The two shared bottles of Angry Orchard apple cider and ate slices of pizza while watching the TV show “This Is Us,” and although a stranger, Latham seemed to Morgan like an old friend. The story she offered Latham involved how a wrong email address led her to begin a long-distance friendship with a former stranger she continues to email. In fact, the experience led Morgan to open her home to Latham in the first place.
Morgan said she thinks people don’t talk face to face enough, which prevents many stories from being shared and connections from being made.
“I’ve found that anywhere in the world that I’ve gone, if you listen to people, they’re more than happy to give you advice or help you— it’s just to let them in that is the biggest hurdle,” Morgan said.
Not all of the folks Latham has met have opened up immediately. She tells subjects they don’t have to share their stories, but has found that after a few minutes of talking, people begin to feel ease.
Latham recalled a story of a Connecticut mom of three whom she met toward the beginning of her trip. The woman described how she spent four months living in a hospital at her husband’s bedside as he battled cancer.
“She was able to meet up and talk to me about how great the nurses had been,” Latham recalled, “and she has three young daughters, and I swung by to get a picture of them, and [she] gave me a journal and bag of apples.

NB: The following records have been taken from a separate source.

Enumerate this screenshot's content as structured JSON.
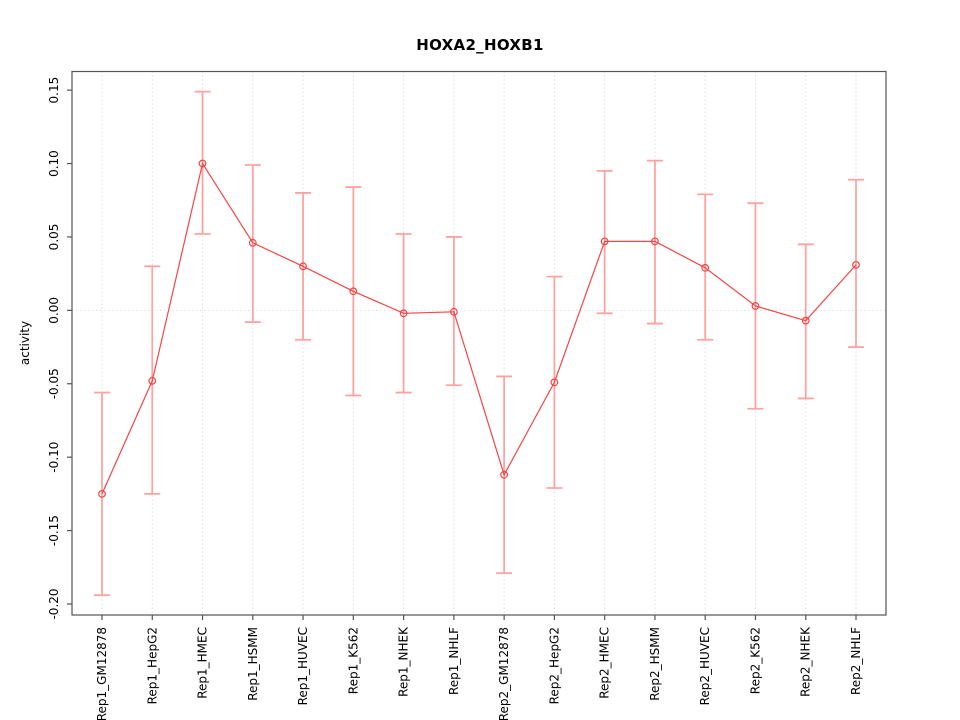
{
  "title": "HOXA2_HOXB1",
  "chart_data": {
    "type": "line",
    "title": "HOXA2_HOXB1",
    "xlabel": "",
    "ylabel": "activity",
    "legend_position": "none",
    "marker": "open-circle",
    "error_bars": true,
    "grid": {
      "vertical_dotted": true,
      "zero_line_dotted": true
    },
    "ylim": [
      -0.2075,
      0.1627
    ],
    "yticks": [
      0.15,
      0.1,
      0.05,
      0.0,
      -0.05,
      -0.1,
      -0.15,
      -0.2
    ],
    "ytick_labels": [
      "0.15",
      "0.10",
      "0.05",
      "0.00",
      "-0.05",
      "-0.10",
      "-0.15",
      "-0.20"
    ],
    "categories": [
      "Rep1_GM12878",
      "Rep1_HepG2",
      "Rep1_HMEC",
      "Rep1_HSMM",
      "Rep1_HUVEC",
      "Rep1_K562",
      "Rep1_NHEK",
      "Rep1_NHLF",
      "Rep2_GM12878",
      "Rep2_HepG2",
      "Rep2_HMEC",
      "Rep2_HSMM",
      "Rep2_HUVEC",
      "Rep2_K562",
      "Rep2_NHEK",
      "Rep2_NHLF"
    ],
    "series": [
      {
        "name": "activity",
        "values": [
          -0.125,
          -0.048,
          0.1,
          0.046,
          0.03,
          0.013,
          -0.002,
          -0.001,
          -0.112,
          -0.049,
          0.047,
          0.047,
          0.029,
          0.003,
          -0.007,
          0.031
        ],
        "lower": [
          -0.194,
          -0.125,
          0.052,
          -0.008,
          -0.02,
          -0.058,
          -0.056,
          -0.051,
          -0.179,
          -0.121,
          -0.002,
          -0.009,
          -0.02,
          -0.067,
          -0.06,
          -0.025
        ],
        "upper": [
          -0.056,
          0.03,
          0.149,
          0.099,
          0.08,
          0.084,
          0.052,
          0.05,
          -0.045,
          0.023,
          0.095,
          0.102,
          0.079,
          0.073,
          0.045,
          0.089
        ]
      }
    ],
    "colors": {
      "line": "#f64545",
      "point": "#f64545",
      "error_bar": "#ffa2a2",
      "grid": "#dedede",
      "axis_box": "#545454",
      "text": "#000000",
      "background": "#ffffff"
    }
  }
}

“It’s been really overwhelming how cool everyone’s been and how excited people are,” Latham added. “I think that it is making it very clear that this was really needed.”

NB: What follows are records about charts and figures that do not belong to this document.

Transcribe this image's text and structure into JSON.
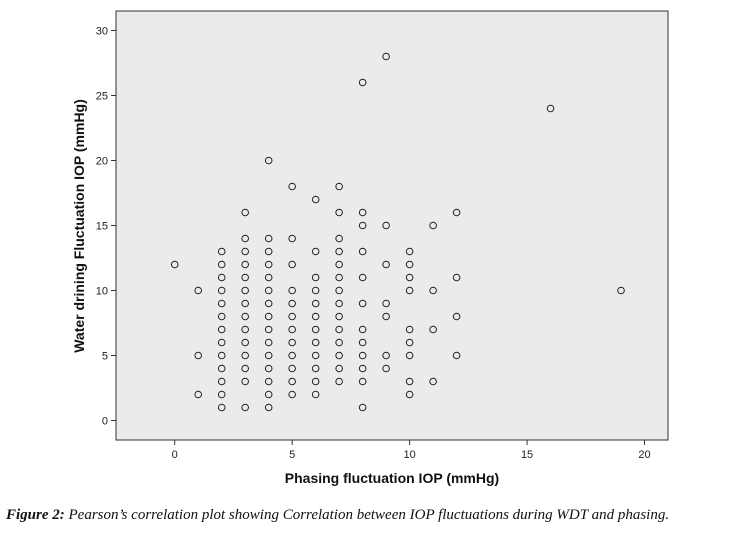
{
  "chart_data": {
    "type": "scatter",
    "xlabel": "Phasing fluctuation IOP (mmHg)",
    "ylabel": "Water drining Fluctuation IOP (mmHg)",
    "xlim": [
      -2.5,
      21.0
    ],
    "ylim": [
      -1.5,
      31.5
    ],
    "xticks": [
      "0",
      "5",
      "10",
      "15",
      "20"
    ],
    "yticks": [
      "0",
      "5",
      "10",
      "15",
      "20",
      "25",
      "30"
    ],
    "grid": false,
    "marker": "open-circle",
    "colors": {
      "plot_background": "#ebebeb",
      "marker_stroke": "#222222",
      "frame": "#333333"
    },
    "points": [
      [
        0,
        12
      ],
      [
        1,
        10
      ],
      [
        1,
        5
      ],
      [
        1,
        2
      ],
      [
        2,
        13
      ],
      [
        2,
        12
      ],
      [
        2,
        11
      ],
      [
        2,
        10
      ],
      [
        2,
        9
      ],
      [
        2,
        8
      ],
      [
        2,
        7
      ],
      [
        2,
        6
      ],
      [
        2,
        5
      ],
      [
        2,
        4
      ],
      [
        2,
        3
      ],
      [
        2,
        2
      ],
      [
        2,
        1
      ],
      [
        3,
        16
      ],
      [
        3,
        14
      ],
      [
        3,
        13
      ],
      [
        3,
        12
      ],
      [
        3,
        11
      ],
      [
        3,
        10
      ],
      [
        3,
        9
      ],
      [
        3,
        8
      ],
      [
        3,
        7
      ],
      [
        3,
        6
      ],
      [
        3,
        5
      ],
      [
        3,
        4
      ],
      [
        3,
        3
      ],
      [
        3,
        1
      ],
      [
        4,
        20
      ],
      [
        4,
        14
      ],
      [
        4,
        13
      ],
      [
        4,
        12
      ],
      [
        4,
        11
      ],
      [
        4,
        10
      ],
      [
        4,
        9
      ],
      [
        4,
        8
      ],
      [
        4,
        7
      ],
      [
        4,
        6
      ],
      [
        4,
        5
      ],
      [
        4,
        4
      ],
      [
        4,
        3
      ],
      [
        4,
        2
      ],
      [
        4,
        1
      ],
      [
        5,
        18
      ],
      [
        5,
        14
      ],
      [
        5,
        12
      ],
      [
        5,
        10
      ],
      [
        5,
        9
      ],
      [
        5,
        8
      ],
      [
        5,
        7
      ],
      [
        5,
        6
      ],
      [
        5,
        5
      ],
      [
        5,
        4
      ],
      [
        5,
        3
      ],
      [
        5,
        2
      ],
      [
        6,
        17
      ],
      [
        6,
        13
      ],
      [
        6,
        11
      ],
      [
        6,
        10
      ],
      [
        6,
        9
      ],
      [
        6,
        8
      ],
      [
        6,
        7
      ],
      [
        6,
        6
      ],
      [
        6,
        5
      ],
      [
        6,
        4
      ],
      [
        6,
        3
      ],
      [
        6,
        2
      ],
      [
        7,
        18
      ],
      [
        7,
        16
      ],
      [
        7,
        14
      ],
      [
        7,
        13
      ],
      [
        7,
        12
      ],
      [
        7,
        11
      ],
      [
        7,
        10
      ],
      [
        7,
        9
      ],
      [
        7,
        8
      ],
      [
        7,
        7
      ],
      [
        7,
        6
      ],
      [
        7,
        5
      ],
      [
        7,
        4
      ],
      [
        7,
        3
      ],
      [
        8,
        26
      ],
      [
        8,
        16
      ],
      [
        8,
        15
      ],
      [
        8,
        13
      ],
      [
        8,
        11
      ],
      [
        8,
        9
      ],
      [
        8,
        7
      ],
      [
        8,
        6
      ],
      [
        8,
        5
      ],
      [
        8,
        4
      ],
      [
        8,
        3
      ],
      [
        8,
        1
      ],
      [
        9,
        28
      ],
      [
        9,
        15
      ],
      [
        9,
        12
      ],
      [
        9,
        9
      ],
      [
        9,
        8
      ],
      [
        9,
        5
      ],
      [
        9,
        4
      ],
      [
        10,
        13
      ],
      [
        10,
        12
      ],
      [
        10,
        11
      ],
      [
        10,
        10
      ],
      [
        10,
        7
      ],
      [
        10,
        6
      ],
      [
        10,
        5
      ],
      [
        10,
        3
      ],
      [
        10,
        2
      ],
      [
        11,
        15
      ],
      [
        11,
        10
      ],
      [
        11,
        7
      ],
      [
        11,
        3
      ],
      [
        12,
        16
      ],
      [
        12,
        11
      ],
      [
        12,
        8
      ],
      [
        12,
        5
      ],
      [
        16,
        24
      ],
      [
        19,
        10
      ]
    ]
  },
  "caption": {
    "label": "Figure 2:",
    "text": " Pearson’s correlation plot showing Correlation between IOP fluctuations during WDT and phasing."
  }
}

For Latham, traveling the country with her camera and a trunk full of custom T-shirts that read “more good” is continuing to help her cope with the loss of her mother.
On Christmas Day, she is staying with Kim Roche, of Mansfield, Massachusetts, who saw a friend post about the GrAttitude Project on Facebook and got in touch with Latham to offer her a bed.
Similar to Morgan, Roche had never hosted a stranger before, but she supports Latham’s effort to spread more good.
“Obviously, there’s a lot going in the world that is so negative … people are grabbed by it more,” Roche told FoxNews.com. “You don’t see as many of the positive stories, and I’d hope everybody has experienced someone doing something nice, whether it’s the person buying your coffee in the morning, or during tough times when people are there for you.
“Mary is taking such a leap everywhere she goes that how can we not take one for her?” she added.
Like Latham, Roche, a mother of two 9-year-old twin boys, has lost a parent to cancer.
“Anybody that loses somebody they love, at the holidays it’s different from that point on, and it’s something that we still struggle with,” Roche said.
Latham described her mother as “a bright light in my life” who “made me see the good in people and situations, and to be a good person and optimistic, no matter what.”
“For me to do this trip is such a big undertaking, and there will be moments that are discouraging,” Latham said, “but think it’s important for me to do it, and to do it alone, and try to make this really beautiful thing— a book that people can read and be uplifted for her.”